On se défend

Quand le brouillard hivernal invite à l'introspection... © iStock

Corps et âme, la chronique d'Isabelle Guisan.

Il est des jours, notamment quand le brouillard hivernal invite à l'introspection, où on se demande comment l’édifice brinquebalant nommé «mon existence» continue à tenir et même à fonctionner. Pas de déprime dans ce questionnement, ni de plainte devant l'âge qui avance encore d'un cran en ce début d'année. Juste l'étonnement — reconnaissant — de constater que ce corps qui se fripe et cette tête qui se ride se défendent, malgré d'inévitables couacs, avec plus de septante années au compteur. 

Ne jamais regarder les dizaines, non, les centaines de recettes accumulées dans une armoire de la cuisine, et pourtant me nourrir convenablement. Adapter le rythme de ma marche, de plus en plus lent, pour monter et descendre des pentes alpines de moins en moins raides. Payer mes acomptes d'impôts sans comprendre comment ils ont été calculés, mais détecter à temps l’erreur — évidente — commise par le fisc. Mettre vaguement à jour des classeurs gonflés de papiers administratifs et surnager dans leur systématique peu convaincante.
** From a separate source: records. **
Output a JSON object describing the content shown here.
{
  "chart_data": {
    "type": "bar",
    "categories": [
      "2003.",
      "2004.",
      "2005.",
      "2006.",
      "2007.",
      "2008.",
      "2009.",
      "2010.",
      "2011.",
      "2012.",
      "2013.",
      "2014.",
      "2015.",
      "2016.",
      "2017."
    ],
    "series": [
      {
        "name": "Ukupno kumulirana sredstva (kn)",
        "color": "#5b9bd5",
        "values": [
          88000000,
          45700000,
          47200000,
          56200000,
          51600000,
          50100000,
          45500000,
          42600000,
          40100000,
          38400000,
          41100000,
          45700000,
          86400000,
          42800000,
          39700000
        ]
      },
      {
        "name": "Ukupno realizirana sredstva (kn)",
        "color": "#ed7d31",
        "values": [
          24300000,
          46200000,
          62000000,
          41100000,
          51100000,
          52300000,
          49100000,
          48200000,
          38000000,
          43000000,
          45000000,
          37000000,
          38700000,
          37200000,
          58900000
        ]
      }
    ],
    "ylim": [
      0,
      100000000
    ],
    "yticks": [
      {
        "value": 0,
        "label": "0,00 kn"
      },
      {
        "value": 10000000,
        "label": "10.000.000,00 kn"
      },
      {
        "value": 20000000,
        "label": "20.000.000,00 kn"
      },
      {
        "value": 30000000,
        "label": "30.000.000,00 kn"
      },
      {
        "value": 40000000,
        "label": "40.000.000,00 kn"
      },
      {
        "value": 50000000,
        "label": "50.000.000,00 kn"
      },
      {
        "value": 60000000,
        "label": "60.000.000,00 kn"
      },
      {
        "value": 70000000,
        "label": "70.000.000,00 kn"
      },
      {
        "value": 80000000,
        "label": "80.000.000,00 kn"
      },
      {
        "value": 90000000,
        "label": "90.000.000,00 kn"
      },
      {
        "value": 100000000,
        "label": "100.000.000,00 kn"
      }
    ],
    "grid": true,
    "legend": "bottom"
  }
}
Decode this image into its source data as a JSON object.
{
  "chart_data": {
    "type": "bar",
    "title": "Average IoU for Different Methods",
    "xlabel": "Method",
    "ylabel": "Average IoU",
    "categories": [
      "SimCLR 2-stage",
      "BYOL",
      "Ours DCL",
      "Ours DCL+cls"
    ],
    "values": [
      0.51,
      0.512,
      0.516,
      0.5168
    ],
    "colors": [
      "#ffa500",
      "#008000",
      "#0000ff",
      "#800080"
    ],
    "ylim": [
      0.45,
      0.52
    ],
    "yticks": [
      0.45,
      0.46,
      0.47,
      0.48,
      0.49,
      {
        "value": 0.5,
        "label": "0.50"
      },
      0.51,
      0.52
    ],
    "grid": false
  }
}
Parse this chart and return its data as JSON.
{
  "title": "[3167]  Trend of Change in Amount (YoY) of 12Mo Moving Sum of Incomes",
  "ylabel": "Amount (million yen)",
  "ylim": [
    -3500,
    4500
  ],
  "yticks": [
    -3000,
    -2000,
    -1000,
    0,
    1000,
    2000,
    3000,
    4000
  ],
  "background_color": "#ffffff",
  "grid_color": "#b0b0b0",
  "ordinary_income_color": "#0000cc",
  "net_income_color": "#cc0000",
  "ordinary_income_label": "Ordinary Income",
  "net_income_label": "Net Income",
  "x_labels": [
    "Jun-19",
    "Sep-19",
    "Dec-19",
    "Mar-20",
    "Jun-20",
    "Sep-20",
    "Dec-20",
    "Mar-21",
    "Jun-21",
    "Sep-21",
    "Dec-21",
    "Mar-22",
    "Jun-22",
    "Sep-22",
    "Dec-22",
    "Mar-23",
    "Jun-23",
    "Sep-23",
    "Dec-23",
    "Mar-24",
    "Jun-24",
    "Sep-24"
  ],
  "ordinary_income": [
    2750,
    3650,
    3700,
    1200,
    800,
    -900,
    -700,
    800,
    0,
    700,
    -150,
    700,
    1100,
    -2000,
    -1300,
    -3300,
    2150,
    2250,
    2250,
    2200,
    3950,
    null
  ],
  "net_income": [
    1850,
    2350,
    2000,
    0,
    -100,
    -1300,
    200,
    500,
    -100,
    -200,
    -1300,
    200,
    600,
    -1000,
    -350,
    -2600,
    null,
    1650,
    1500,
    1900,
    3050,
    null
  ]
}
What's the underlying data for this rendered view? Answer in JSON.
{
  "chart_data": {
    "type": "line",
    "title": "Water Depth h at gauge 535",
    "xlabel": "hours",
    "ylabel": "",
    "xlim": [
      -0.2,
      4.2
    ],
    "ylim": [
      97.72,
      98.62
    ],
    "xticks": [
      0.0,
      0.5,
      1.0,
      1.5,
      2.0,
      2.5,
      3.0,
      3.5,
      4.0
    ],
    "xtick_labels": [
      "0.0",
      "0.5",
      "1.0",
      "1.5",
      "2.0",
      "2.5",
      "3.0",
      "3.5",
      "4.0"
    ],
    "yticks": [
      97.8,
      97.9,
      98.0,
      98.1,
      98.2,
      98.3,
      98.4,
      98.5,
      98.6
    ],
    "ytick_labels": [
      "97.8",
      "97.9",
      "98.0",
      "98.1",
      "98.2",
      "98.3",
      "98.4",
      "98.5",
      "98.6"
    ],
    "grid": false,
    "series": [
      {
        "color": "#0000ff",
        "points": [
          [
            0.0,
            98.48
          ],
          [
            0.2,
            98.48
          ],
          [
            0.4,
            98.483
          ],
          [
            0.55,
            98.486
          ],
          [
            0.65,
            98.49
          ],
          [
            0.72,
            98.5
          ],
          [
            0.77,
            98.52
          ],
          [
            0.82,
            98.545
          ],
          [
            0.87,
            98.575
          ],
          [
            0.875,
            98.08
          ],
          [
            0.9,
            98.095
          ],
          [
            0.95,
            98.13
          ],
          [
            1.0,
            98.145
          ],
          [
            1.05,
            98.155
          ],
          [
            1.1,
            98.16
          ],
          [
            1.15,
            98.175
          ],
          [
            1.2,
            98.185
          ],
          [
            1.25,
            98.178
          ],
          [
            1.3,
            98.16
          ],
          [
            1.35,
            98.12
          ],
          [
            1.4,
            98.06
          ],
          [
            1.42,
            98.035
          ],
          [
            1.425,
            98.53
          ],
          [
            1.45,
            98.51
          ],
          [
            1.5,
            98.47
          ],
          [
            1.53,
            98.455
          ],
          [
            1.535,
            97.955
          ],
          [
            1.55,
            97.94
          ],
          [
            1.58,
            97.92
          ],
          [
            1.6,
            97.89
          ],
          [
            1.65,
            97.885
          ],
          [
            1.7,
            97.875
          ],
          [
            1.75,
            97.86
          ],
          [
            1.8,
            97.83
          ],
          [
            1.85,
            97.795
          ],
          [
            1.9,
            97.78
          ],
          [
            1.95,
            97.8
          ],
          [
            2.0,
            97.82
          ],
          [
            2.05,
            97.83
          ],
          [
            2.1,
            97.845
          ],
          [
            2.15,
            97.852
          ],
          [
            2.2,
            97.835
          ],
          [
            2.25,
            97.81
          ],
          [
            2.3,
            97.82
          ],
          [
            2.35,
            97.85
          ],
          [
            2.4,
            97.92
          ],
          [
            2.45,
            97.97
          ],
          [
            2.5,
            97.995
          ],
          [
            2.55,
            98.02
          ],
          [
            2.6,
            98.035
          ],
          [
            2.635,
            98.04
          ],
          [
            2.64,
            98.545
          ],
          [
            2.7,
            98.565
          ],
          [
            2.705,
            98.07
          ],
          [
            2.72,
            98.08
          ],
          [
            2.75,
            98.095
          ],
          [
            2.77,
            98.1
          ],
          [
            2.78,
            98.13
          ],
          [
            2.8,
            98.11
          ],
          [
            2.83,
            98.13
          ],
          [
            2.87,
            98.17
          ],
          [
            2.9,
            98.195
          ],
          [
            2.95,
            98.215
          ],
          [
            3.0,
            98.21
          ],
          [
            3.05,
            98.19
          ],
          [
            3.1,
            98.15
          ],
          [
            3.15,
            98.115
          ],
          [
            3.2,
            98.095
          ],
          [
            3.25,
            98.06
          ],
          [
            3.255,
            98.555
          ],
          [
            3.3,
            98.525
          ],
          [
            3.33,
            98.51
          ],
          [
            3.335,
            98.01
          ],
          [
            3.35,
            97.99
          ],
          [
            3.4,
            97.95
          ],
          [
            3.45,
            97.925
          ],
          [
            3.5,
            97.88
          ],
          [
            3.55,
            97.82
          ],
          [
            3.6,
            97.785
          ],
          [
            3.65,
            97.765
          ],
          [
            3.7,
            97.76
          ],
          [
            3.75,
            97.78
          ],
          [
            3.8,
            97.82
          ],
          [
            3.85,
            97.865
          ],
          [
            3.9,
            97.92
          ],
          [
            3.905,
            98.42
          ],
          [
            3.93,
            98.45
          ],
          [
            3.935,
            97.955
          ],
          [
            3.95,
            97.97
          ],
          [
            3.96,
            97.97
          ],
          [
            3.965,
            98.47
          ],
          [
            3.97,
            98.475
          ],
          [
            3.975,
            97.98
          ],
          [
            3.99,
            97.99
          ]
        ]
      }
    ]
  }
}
Aller au garage, y retourner et savoir insister quand le chef mécano secoue la tête: «Mais non, vous vous trompez, aucun bruit inquiétant», avant de découvrir l’amortisseur cassé qui aurait pu envoyer ma voiture dans les décors. Pratiquer la distraction et l'oubli à haute dose, sans perdre durablement jusqu’ici mes clés ni mon téléphone. Me pardonner mes errances informatiques, en trouvant ici et là des béquilles sympathiques.   

Je suis loin encore des 93 ans d’une amie, des 94 ans d’un ami, qui tous deux vivent seuls chez eux et se débrouillent magnifiquement. Des exceptions? Plus vraiment en 2023. Alors, croisons les doigts.

La journée a passé, le brouillard s'est estompé et je m’affale avec gratitude devant l’excellente émission d’info française C’est dans l’air. Le plaisir de faire travailler mes méninges avant de zapper sur N’oubliez pas les paroles. Eh oui. Au micro, l’inusable Nagui vieillit lui aussi, inexorablement. Mais son divertissement me garantit une heure vaguement hébétée. Détente contribuant à l’équilibre de mes neurones.